The World According to Bertie

Andy Jordan Productions

Genre: Drama


 C Venues


Low Down

The 44 Scotland Street world of Alexander McCall-Smith brought successfully to the stage.


In writing this review I shall have to watch myself very carefully, even see past myself. This review will really have to be two reviews. Firstly it’s a review of a stage version of a book many people have read, indeed, millions have probably read. So I’ll be reviewing a piece of theatre for an audience of in-the-know fans. How does it work as a transfer from book to stage ?
Secondly there are those who won’t know the 44 Scotland Street series of books and will simply be seeing this as a theatre production in its own right. In the second instance, the play is a bit overloaded with characters without enough exposition. It’s hard to pick up so quickly. For the fans it is a delightful transposition, an enjoyable self-indulgence. For non- readers of the book it is rather episodic and not quite a well rounded play.
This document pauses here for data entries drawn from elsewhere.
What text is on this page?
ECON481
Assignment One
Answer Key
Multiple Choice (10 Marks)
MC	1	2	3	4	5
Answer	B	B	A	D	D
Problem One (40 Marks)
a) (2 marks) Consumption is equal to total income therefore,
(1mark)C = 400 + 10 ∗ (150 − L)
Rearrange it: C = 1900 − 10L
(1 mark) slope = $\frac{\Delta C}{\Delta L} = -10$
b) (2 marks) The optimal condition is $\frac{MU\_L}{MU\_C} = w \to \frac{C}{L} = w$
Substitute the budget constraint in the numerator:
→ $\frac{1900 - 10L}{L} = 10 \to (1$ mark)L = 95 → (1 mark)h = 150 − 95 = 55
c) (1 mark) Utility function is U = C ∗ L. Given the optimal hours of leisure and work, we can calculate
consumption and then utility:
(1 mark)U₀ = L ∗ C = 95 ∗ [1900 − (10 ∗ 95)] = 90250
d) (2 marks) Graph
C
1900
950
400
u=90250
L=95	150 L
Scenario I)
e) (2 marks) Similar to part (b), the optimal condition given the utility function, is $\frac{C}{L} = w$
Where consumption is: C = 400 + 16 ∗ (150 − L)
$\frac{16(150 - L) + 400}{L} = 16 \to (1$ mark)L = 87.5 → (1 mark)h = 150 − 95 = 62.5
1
Bertie is the narrator who provides help here, and that enriches the tale but doesn’t quite tie it all together.
44 Scotland Street has lit up readers of the Scotsman and the resulting novels for many a year. Alexander McCall-Smith has a way with words, a way with gentle yet powerful and penetrating observation of life and the human condition, a way with non-cruel humour, and a way with storytelling.
So what of the play of the book? This production is staged in the round, with audience on pink stools in a ring where action takes place both inside the circle and behind, outside of the ring’s perimeter.
The Bertie Project – the term representing the sum of unneeded and unasked for interventions and intrusions by controlling mother Irene in poor Bertie’s life, is brought to vivid life on the stage at C Studio 2a.
Irene Pollock, Angus Lordie, Cyril the nipping dog, Bertie himself and a range of other characters figure in a story that captures the mood and fun of the original. Indeed, without delay, we plunge in from the first moment.
Do you have to know the books to enjoy the play?
Some of the episodic scenes rely too much on a payoff punchline sometimes giving the production a comedy sketch feel or even a bit of a soapish feel.
Considering these two different audiences (And my own bias as sitting squarely in the first camp as a fan and reader of the books) I’m led to believing that the apparent weakness of this piece may actually be its unique strength, namely, the skillful and unashamed staging of a kind of drama tapestry, a series of witty, wisdom-filled and thoroughly interesting, sometimes touching connected glimpses into a series of lives that reflect aspects of our own, making use of drama, comedy and images to create a new kind of experience for an audience. But wait a minute – isn’t that exactly what the author did for us in his original column? So, what we have here is neither just an attempt to recreate a book, nor an attempt to re-version that book as a play in its own right; instead, an attempt, and I believe a fairly successful attempt,  to capture the true essence of human brings connected by varying degrees. So here we have episodes and images, moments and stories that we all experience as social animals, as frail human beings. I’d say it is brought with much success to the stage with strong performances from everyone in the cast.
It’s all very well staged in the space, is never less than watchable, and the acting is uniformly  top drawer. The spirit and mood of the original book shine through. As a fan of the books I am more than satisfied. As a non-reader, it’s a highly engaging if a bit ramshackle play, full of entertaining and witty episodes and intriguing characters all united by the place they call home – Edinburgh.
And this staging adds things that weren’t there before in the books. With Bertie as narrator, sharing is deepest wishes, we really experience Bertie from inside out. And that’s a nice extra.
So overall, you’ll get different things from this depending on your orientation towards it. But it’s never less than very, very good.